The worst storms to slam southern US states in years flattened buildings and overturned vehicles, with intense tornados and floods leaving a trail of destruction and 190 people dead
The worst storms to slam southern US states in years flattened buildings and overturned vehicles, with intense tornados and floods leaving a trail of destruction and 190 people dead.
The severe weather killed 128 people in Alabama on Wednesday alone, authorities said, and President Barack Obama said Washington would be rushing assistance to the battered southeastern state.
States of emergency were declared in Alabama, Arkansas, Georgia, Kentucky, Mississippi, Missouri, Tennessee and Oklahoma, and governors called out the National Guard to help with rescue and cleanup operations.

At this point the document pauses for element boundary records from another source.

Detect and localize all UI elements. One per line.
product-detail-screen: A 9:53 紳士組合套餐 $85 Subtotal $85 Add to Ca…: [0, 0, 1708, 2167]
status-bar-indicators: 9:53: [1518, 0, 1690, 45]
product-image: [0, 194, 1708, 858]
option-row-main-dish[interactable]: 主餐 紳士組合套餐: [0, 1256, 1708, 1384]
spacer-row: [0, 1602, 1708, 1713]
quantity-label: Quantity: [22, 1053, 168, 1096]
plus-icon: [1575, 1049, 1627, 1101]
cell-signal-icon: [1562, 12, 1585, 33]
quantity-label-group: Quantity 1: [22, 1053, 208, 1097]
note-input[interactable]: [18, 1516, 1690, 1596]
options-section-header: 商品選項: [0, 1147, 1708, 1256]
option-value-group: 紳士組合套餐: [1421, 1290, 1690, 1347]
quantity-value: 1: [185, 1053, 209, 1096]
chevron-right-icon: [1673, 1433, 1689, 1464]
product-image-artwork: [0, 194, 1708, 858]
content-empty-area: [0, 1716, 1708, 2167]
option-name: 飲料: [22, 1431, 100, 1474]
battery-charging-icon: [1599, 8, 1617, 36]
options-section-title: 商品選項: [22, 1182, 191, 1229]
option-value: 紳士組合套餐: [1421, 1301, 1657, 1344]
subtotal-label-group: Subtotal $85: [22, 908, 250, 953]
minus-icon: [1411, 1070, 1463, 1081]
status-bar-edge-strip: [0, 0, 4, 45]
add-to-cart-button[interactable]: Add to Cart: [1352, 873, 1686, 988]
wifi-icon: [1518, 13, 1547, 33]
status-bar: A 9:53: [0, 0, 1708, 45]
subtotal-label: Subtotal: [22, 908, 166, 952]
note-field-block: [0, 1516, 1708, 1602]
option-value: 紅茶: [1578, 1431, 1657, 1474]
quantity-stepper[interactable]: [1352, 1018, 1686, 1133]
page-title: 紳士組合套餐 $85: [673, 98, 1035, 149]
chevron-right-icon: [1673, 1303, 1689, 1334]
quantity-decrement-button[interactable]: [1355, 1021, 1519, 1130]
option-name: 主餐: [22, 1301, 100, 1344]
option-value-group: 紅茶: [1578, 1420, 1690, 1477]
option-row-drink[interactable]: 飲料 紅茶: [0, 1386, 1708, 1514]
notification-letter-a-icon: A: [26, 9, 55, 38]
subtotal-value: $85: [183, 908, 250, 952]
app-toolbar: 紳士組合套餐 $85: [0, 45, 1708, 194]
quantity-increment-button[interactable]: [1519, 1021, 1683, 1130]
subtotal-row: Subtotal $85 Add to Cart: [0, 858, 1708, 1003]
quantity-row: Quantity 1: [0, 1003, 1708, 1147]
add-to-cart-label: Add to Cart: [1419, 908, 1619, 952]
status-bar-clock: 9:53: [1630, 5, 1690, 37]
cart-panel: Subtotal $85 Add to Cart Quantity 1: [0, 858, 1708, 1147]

The National Weather Service (NWS) had preliminary reports of more than 300 tornados since storms began Friday, including more than 130 on Wednesday alone.
The Tuesday-Wednesday storms are believed to be the deadliest US natural disaster since Hurricane Katrina of 2005, and Accuweather.com said the tornados were the worst since 310 people were killed on April 3, 1974.
The NWS issued a rare "high-risk" warning of tornados, hail, flash flooding and dangerous lightning for parts of Alabama, Georgia and Mississippi. It warned that severe weather could also strike 21 states from the Great Lakes down to the Gulf Coast and across to the Atlantic, and tornados were reported as far east as Virginia and Maryland.
The death toll was set to rise as skies are not expected to clear until late Thursday or Friday, and there will be little time to mop up, as another major storm system is forecast to bring heavy rain and high winds on Saturday.